The instructions shifted the burden of persuasion from plaintiff-appellee to defendant-appellant on the-central issue of the existence or nonexistence of an inter vivos gift of the Sun Oil Co. stock to Maynard Owens.

In my opinion the application of the rule that the stock certificate was prima facie evidence of ownership merely established the sufficiency of plaintiff-ap-pellee’s evidence to go to the jury and at most shifted the burden of producing evidence but not the burden of persuasion to defendant-appellant. See McCormick on Evidence, §§ 336-342 (2d ed. 1972); IX Wigmore on Evidence, § 2494 (3d ed. 1940). As example, the Oklahoma cases which have applied this presumption of ownership rule1 in purported inter vivos gift situations do not suggest that upon introduction of the stock certificate as evidence of ownership the burden falls upon the opposing party to convince the trier of fact of the nonexistence of a gift of the stock by a preponderance of the evidence. See Frazier v. Oklahoma Gas & Electric Co., 178 Okl. 512, 63 P.2d 11 (1936); Davis v. National Bank of Tulsa, Okl., 353 P.2d 482 (1960). There are no Arkansas cases directly on point.

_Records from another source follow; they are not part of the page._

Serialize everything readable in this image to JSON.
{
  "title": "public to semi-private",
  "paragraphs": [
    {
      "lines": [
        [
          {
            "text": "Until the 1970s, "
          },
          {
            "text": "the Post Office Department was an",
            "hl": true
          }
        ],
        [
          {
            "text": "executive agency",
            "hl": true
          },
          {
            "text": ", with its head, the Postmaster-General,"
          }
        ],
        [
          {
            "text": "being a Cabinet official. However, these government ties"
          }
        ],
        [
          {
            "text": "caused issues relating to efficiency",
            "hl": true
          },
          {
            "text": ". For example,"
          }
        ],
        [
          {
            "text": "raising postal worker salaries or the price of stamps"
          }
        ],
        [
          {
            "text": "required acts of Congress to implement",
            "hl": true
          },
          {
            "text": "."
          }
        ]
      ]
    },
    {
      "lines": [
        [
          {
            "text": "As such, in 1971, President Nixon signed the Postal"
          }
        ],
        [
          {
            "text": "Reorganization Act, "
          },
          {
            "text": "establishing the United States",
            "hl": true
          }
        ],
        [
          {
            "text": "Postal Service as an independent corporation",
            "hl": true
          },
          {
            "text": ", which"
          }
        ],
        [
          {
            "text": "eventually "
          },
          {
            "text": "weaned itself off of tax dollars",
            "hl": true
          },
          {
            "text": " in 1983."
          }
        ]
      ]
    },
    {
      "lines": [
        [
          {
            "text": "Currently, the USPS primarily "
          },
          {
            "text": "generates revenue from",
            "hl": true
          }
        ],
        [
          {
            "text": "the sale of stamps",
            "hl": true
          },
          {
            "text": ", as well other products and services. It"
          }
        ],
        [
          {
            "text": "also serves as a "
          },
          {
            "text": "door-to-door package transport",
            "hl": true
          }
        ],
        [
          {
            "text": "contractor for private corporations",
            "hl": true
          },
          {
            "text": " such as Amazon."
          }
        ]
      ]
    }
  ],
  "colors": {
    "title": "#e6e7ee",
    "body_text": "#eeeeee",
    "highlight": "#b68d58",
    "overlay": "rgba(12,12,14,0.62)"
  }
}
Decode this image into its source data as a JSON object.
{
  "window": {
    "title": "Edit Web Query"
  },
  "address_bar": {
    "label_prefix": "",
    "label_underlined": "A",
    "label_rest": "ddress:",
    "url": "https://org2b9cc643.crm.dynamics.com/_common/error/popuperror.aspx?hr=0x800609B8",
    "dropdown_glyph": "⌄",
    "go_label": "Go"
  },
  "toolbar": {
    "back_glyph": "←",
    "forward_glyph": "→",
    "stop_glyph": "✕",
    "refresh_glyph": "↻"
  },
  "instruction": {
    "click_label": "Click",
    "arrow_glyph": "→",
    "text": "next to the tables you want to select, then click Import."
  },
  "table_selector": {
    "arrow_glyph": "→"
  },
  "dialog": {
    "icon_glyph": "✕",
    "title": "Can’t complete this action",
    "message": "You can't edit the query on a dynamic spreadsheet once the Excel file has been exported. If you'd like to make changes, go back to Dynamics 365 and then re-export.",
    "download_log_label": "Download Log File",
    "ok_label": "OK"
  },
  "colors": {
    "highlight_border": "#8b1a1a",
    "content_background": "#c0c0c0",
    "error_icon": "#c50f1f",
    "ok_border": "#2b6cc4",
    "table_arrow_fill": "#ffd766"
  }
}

Plaintiff-appellee alleged ownership of the Sun Oil stock in her deceased husband by virtue of a gift from Mrs. Young. The burden of producing sufficient evidence (to withstand a motion for directed verdict) as proof of the gift and the burden of persuading the jury by a preponderance of the evidence of the existence of a valid gift of the stock rested with plaintiff-appellee. Edwin F. *569Armstrong & Co. v. Ben Pearson, Inc., 294 F.Supp. 163, 167 (E.D.Ark.), aff’d sub nom., Leisure Group, Inc. v. Edwin F. Armstrong & Co., 404 F.2d 610 (8th Cir. 1968); Spink v. Mourton, 235 Ark. 919, 362 S.W.2d 665, 667 (1962). The above mentioned jury instructions effectively relieved plaintiff-appellee of the latter burden by placing the onus on defendant-appellant to prove by a preponderance of the evidence the nonexistence of a valid gift. I think the instruction was misleading and prejudicial. See 5 Am.Jur.2d, Appeal & Error, § 810.

It would be a curious kind of law which would permit a plaintiff, who must prove every essential element of an inter vivos gift and must carry his burden by a preponderance of the evidence, to establish all four elements of an inter vivos gift with a single presumption and by means of that same presumption cast upon the opposing party the ultimate risk of proving to the trier of fact that the nonexistence of the gift is more probable than its existence.

. The rule was first announced in Oklahoma State Bank of Ada v. Cole, 170 Okl. 64, 38 P.2d 914 (1934).